And from the midst of his anguish, the Major was already pleasing himself with the thought, how, in a few days, in the quiet arbor in his garden, he will tell Fräulein Milch of the imminent peril. He caressed Laadi, and rehearsed to himself the whole story of the impending danger.
They arrived at the station where the road branches off to the university-town. Here they are told that no extra train could be furnished, as there was only one track. They must wait an hour for the next regular train.
Sonnenkamp stormed and scolded over these dawdling Europeans, who did not know how to put a railroad to its proper use; he had arranged, indeed, by telegram for a clear track. But it was of no use. The Major stood at the station, and thanked the Builder of all the worlds that all was so unalterably fixed. He went away from the river, and saluted the cornfields, where the standing corn, in its silent growth, allowed itself to be in no way disturbed out of its orderly repose; he rejoiced to hear, for the first time this season, the whistling of the quail, who has no home in the vineyard region; and he gazed at the larks singing as they flew up to heaven.
A train had come into the station and stopped.

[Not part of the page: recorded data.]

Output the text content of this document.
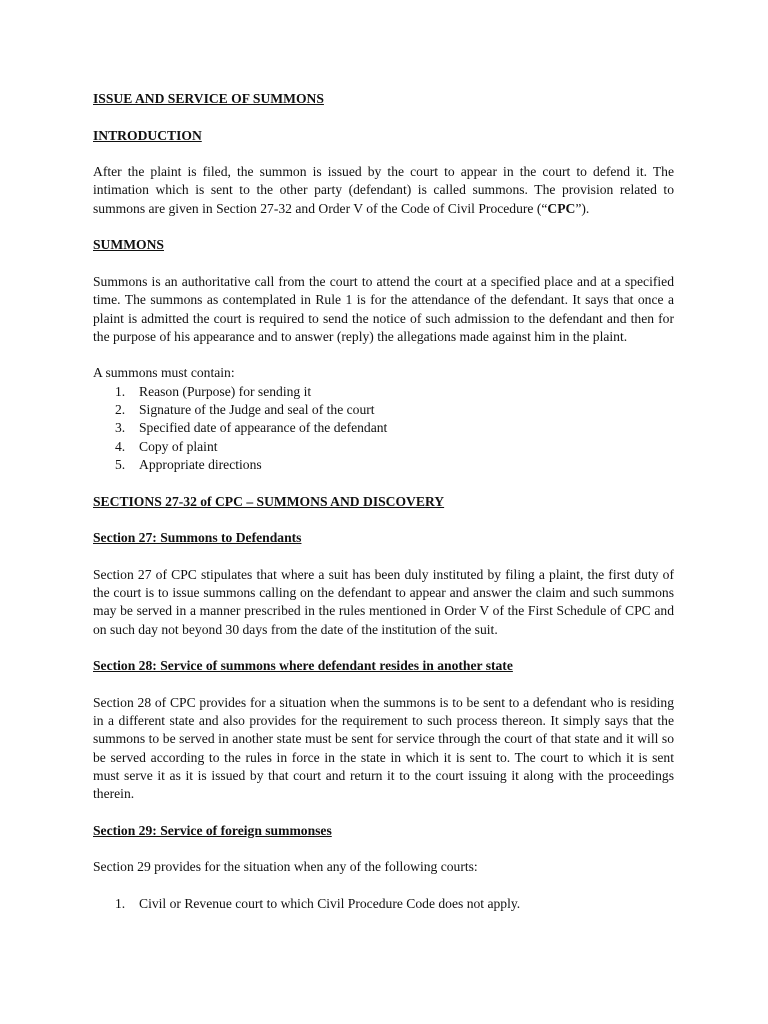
ISSUE AND SERVICE OF SUMMONS

INTRODUCTION

After the plaint is filed, the summon is issued by the court to appear in the court to defend it. The intimation which is sent to the other party (defendant) is called summons. The provision related to summons are given in Section 27-32 and Order V of the Code of Civil Procedure (“CPC”).

SUMMONS

Summons is an authoritative call from the court to attend the court at a specified place and at a specified time. The summons as contemplated in Rule 1 is for the attendance of the defendant. It says that once a plaint is admitted the court is required to send the notice of such admission to the defendant and then for the purpose of his appearance and to answer (reply) the allegations made against him in the plaint.

A summons must contain:

1. Reason (Purpose) for sending it
2. Signature of the Judge and seal of the court
3. Specified date of appearance of the defendant
4. Copy of plaint
5. Appropriate directions

SECTIONS 27-32 of CPC – SUMMONS AND DISCOVERY

Section 27: Summons to Defendants

Section 27 of CPC stipulates that where a suit has been duly instituted by filing a plaint, the first duty of the court is to issue summons calling on the defendant to appear and answer the claim and such summons may be served in a manner prescribed in the rules mentioned in Order V of the First Schedule of CPC and on such day not beyond 30 days from the date of the institution of the suit.

Section 28: Service of summons where defendant resides in another state

Section 28 of CPC provides for a situation when the summons is to be sent to a defendant who is residing in a different state and also provides for the requirement to such process thereon. It simply says that the summons to be served in another state must be sent for service through the court of that state and it will so be served according to the rules in force in the state in which it is sent to. The court to which it is sent must serve it as it is issued by that court and return it to the court issuing it along with the proceedings therein.

Section 29: Service of foreign summonses

Section 29 provides for the situation when any of the following courts:

1. Civil or Revenue court to which Civil Procedure Code does not apply.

The Major heard men's voices singing finely, and he learned that many persons, who were already seated in the cars, were emigrating to America. He saw mothers weeping, fathers beckoning, and while the locomotive was puffing at the station, many village youths stood on the platform together, in a group, and sang farewell songs to their departing comrades. They sang with voices full of emotion, but they kept good time.
"It will rejoice Fräulein Milch when I relate this to her," thought the Major, and he mingled among those who remained behind, giving them words of consolation; he went to the emigrants and exhorted them to continue good Germans in America. In the midst of his weeping, an old man cried:—
"What are you waiting for? make it go ahead!"
The rest scolded the man for his rudeness, but the Major said,—
"Don't take it ill of him, he cannot do differently, he is too miserable." The old man nodded to the Major, and all the rest looked at him in surprise.
In the mean while, the train arrived which was to carry those going on the branch road.
"Herr Major! Herr Major!" shrieked the employés of the road from various quarters. They had great difficulty in bringing the Major over to the other side of the train.